An impact crater on Mars has a floor filled with huge blocks of chaotic terrain. THEMIS found the crater contains a thick stack of sediments deposited underwater.
Aram Chaos is an ancient impact crater near the martian equator, close to Ares Vallis. About 280 kilometers (175 miles) across, Aram lies in a region called Margaritifer Terra, where many water-carved channels show that floods poured out of the highlands onto the northern lowlands ages ago.
The Thermal Emission Imaging System (THEMIS) on the Mars Odyssey orbiter mapped the distribution of sediments in Aram Chaos. These sediments include gray crystalline hematite, first found in Aram by the Thermal Emission Spectrometer (TES) on the Mars Global Surveyor spacecraft.
Hematite is an iron-oxide mineral that can precipitate when ground water circulates through iron-rich rocks, whether at normal temperatures or in hot springs.
The floor of Aram contains huge blocks of collapsed, or chaotic, terrain that formed when water or ice was catastrophically removed. Elsewhere on Mars, the release of groundwater produced massive floods that eroded the large channels seen in Ares Vallis and similar outflow valleys. In Aram Chaos, however, the released water stayed mostly within the crater’s ramparts, eroding only a small, shallow outlet channel in the eastern wall.
Using THEMIS, scientists discovered the thick stack of sediments – including the hematite-bearing layer – lies on top of the chaotic blocks. The sediments’ position indicates they were laid down in Aram after the chaotic terrain formed.
This observation suggests the hematite unit in Aram Chaos was deposited in a water-rich environment, probably a lake within the crater. Further evidence for a lake includes the possible detection of sulfate minerals and a relatively high abundance of water-altered silicates in the layered units.

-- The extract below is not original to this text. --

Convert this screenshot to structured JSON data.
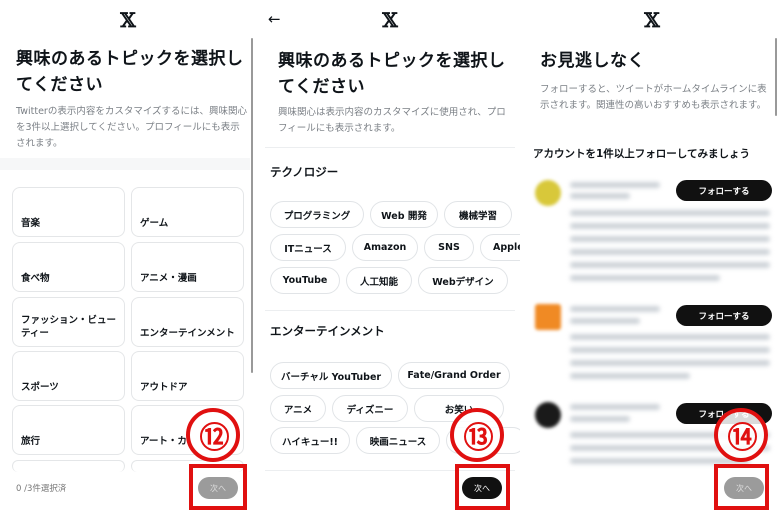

There are several similarities between the hematite-bearing units in Aram Chaos and at Meridiani Planum, which lies about 1,200 km (750 miles) to the southeast. But the resemblance is probably only circumstantial because the two hematite layers formed at greatly different times: the hematite in Aram is about 1 billion years younger than the Meridiani Planum one.
Because forming hematite requires liquid water, which could not long exist without a thick atmosphere, the age difference between the hematite units implies one of two things. Either a significant atmosphere endured for such a long time – or, more likely, the catastrophic release of water within Aram provided a temporary environment allowing hematite to form.
If the latter is what happened, conditions during deposition were probably similar to what existed when the Meridiani Planum hematite was laid down, close to a billion years earlier.